Wrong again. First, Cisco did purchases. A lot of them, actually. 9 billions in the last three years.

Indeed, from their 10-K: "There were no transactions accounted for as a pooling of interests in fiscal
2001. "!!!

Furthermore, 5,351 Millions of goodwill was accumulated during the bubble. Even if all 1,635 of the ammortization was only against bubblicious goodwill, they've written off 30%. Compare to JDSU which wrote off 90% of what it acquired, on top of what it had already been depreciating.

Instead, you have the bubble valuations imbedded in a huge o/s share number and a lower retained earnings number. Not "instead", but "also". But that shows up elsewhere.

As far as goodwill still being at bubble levels, I'd say you are wrong. They would have written it down had their been a substantial impairment to the acquisitions using purchase accounting during the bubble years. Yes, that is, if they identified an impairment. Do you recall Chambers' optimism at the time of the big bath? Your own optimism at the time? Optimistic & impairments are often incompatible.

The proof is that in their big bath a couple of quarters ago, they wrote off entire acquisitions like Pixstream

Proves the opposite, actually, when the facts are examined.

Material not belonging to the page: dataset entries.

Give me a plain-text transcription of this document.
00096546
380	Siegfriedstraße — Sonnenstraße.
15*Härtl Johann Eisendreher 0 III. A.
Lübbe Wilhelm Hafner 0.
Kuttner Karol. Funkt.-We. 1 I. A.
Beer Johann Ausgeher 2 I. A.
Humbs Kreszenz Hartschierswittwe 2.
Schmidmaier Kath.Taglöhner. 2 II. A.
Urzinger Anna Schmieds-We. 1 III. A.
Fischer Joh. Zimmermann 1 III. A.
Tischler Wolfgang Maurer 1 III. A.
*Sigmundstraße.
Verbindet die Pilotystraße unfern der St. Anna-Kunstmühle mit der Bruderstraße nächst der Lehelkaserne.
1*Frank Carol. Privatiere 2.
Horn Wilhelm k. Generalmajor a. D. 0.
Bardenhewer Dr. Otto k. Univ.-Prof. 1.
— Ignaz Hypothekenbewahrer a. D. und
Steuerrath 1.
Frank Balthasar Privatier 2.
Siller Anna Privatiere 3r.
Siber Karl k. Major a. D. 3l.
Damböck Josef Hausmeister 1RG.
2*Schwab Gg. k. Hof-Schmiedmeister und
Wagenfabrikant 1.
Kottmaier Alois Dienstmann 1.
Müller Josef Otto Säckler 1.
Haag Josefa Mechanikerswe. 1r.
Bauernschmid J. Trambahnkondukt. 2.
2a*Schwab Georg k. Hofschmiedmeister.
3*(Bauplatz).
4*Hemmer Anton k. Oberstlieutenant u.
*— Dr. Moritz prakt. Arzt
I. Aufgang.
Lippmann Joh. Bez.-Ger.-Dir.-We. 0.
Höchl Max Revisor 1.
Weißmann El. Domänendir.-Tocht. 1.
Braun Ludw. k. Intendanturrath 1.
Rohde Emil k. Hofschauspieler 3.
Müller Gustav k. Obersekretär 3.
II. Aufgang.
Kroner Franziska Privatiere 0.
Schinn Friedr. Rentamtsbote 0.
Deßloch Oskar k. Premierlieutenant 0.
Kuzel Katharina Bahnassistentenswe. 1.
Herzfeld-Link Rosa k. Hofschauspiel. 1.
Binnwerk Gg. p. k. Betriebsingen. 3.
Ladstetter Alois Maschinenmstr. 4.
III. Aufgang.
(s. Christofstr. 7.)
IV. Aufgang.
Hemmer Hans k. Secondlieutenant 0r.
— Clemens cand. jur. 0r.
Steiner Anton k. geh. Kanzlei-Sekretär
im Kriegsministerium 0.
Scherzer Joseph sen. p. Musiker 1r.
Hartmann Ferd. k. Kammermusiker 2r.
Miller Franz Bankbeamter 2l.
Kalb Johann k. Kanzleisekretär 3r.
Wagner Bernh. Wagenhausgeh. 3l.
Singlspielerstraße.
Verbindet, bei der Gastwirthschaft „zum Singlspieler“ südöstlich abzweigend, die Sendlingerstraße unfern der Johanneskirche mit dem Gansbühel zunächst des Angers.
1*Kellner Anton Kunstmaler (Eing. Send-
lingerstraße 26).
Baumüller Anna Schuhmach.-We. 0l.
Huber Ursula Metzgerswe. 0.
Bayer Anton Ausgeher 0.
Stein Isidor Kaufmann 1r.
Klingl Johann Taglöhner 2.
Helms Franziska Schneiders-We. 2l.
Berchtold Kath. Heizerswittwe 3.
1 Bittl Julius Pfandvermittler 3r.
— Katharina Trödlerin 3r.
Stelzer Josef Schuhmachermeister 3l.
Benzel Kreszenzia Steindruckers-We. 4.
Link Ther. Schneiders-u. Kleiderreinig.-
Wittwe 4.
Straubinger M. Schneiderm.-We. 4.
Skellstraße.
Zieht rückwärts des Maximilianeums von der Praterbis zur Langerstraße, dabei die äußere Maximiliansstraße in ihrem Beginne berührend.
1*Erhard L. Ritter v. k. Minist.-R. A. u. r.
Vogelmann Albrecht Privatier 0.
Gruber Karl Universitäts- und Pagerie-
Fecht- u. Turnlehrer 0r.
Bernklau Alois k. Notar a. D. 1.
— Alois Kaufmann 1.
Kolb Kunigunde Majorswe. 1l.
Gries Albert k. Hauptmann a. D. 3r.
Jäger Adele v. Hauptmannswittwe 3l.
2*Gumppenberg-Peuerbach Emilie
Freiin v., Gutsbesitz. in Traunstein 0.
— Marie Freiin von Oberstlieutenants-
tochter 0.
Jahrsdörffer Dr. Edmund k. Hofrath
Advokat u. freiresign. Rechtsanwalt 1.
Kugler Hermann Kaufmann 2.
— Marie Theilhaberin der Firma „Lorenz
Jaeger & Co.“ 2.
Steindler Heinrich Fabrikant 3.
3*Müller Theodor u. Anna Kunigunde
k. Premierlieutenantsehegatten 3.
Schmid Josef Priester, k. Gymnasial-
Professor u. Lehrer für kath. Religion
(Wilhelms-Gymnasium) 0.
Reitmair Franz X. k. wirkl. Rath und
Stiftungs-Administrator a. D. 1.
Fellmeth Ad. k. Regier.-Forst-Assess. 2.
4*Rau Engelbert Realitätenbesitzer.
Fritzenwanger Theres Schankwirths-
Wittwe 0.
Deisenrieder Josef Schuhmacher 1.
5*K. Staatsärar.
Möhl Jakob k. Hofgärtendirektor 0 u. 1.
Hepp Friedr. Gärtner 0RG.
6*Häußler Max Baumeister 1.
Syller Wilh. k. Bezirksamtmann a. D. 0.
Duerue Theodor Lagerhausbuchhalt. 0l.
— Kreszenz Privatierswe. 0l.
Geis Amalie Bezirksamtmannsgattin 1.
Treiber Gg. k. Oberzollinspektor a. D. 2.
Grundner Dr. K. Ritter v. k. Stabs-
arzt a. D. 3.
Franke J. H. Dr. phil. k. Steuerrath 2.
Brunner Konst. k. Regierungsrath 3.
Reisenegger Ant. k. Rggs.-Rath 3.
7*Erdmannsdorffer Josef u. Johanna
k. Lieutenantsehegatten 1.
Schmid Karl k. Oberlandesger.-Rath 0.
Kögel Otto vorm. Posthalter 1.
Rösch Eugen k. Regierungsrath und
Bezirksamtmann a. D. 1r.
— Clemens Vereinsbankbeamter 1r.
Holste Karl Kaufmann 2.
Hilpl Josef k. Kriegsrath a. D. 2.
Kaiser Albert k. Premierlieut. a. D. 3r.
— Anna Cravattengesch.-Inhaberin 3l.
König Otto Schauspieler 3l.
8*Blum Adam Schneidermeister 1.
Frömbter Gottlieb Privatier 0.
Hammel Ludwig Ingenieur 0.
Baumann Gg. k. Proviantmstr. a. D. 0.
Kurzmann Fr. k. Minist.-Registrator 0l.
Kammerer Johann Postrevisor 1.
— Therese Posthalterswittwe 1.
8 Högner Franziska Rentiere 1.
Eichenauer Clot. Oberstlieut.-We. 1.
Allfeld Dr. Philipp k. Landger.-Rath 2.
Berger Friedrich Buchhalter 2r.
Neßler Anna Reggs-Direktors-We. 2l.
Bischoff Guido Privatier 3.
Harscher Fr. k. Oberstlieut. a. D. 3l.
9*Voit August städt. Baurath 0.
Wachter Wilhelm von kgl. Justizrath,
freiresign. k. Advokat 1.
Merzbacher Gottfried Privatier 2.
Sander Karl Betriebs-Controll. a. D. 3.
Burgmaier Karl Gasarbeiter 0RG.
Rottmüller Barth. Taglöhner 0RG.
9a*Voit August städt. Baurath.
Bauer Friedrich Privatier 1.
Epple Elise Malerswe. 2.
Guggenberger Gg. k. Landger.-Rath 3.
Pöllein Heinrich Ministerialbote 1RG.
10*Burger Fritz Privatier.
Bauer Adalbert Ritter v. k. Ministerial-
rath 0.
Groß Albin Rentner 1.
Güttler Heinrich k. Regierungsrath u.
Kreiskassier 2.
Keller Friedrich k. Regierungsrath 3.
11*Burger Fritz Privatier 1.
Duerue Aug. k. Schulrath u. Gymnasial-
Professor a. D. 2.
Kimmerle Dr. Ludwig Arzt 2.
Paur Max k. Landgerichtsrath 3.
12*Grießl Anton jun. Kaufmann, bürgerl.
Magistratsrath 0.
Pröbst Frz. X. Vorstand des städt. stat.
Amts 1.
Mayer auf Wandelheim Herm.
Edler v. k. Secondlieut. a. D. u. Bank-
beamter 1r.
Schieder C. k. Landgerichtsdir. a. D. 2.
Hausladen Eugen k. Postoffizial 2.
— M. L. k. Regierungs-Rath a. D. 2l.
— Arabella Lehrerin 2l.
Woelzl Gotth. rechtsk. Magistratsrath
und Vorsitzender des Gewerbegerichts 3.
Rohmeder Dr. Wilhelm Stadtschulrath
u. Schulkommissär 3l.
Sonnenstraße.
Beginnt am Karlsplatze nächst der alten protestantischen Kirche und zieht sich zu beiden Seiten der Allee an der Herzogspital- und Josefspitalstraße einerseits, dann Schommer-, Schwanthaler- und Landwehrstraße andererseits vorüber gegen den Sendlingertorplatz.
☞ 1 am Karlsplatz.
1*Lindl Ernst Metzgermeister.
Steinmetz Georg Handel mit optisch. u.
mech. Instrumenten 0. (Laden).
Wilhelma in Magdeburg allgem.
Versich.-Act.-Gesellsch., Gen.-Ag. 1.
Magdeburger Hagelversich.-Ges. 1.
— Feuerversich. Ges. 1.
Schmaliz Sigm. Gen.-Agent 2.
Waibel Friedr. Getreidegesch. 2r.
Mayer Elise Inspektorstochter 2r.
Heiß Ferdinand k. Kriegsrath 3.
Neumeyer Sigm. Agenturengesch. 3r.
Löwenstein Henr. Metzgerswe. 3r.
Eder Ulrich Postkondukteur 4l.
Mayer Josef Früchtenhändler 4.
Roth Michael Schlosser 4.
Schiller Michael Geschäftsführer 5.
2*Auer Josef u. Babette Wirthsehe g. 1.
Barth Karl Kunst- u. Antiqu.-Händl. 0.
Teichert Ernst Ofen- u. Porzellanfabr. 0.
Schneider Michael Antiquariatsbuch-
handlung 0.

If you glance at the table in the Big-Bath disclosure, they never wrote off Pixstream's goodwill. That 289 special charge just took care of Monterey, Hynex, Clarity and 49 Million of other. Which 49 millions aren't quite enough to cover the 315 M$ recorded for Pixstream goodwill.

Is Pixstream still a going concern at Cisco? If it isn't, looks to me like the ghost of its goodwill is still stalking the halls.

How 'bout you try and find where it was removed from the books? I couldn't. Even in 1Q 02 when on adoption of FASB 142 they were required to review goodwill for impairment they found none. I have no explanation for this. Read into it whatever you will.

The evidence to suggest that they might reasonably have done so is pretty compelling: Cisco has booked a whopping lot of goodwill during the bubble, and has not yet declared it as impaired. Not to the same degree as her competitors. If so, we'd be looking at close to 4,500 Millions.

I'm just warning about risk. Feel free to ignore the warning. Maybe my "cynicism" is coloring my expectation, just like your optimism is coloring yours. We can agree to disagree on this point, won't bug me. I don't hold any shares, my capital's not at risk.

Ed posted an interesting question, speculating about the existence of information we're not privy to. IMHO we're privy to it, it's right there in black and white according GAAP. Seems to me there's a bias just argue it all away.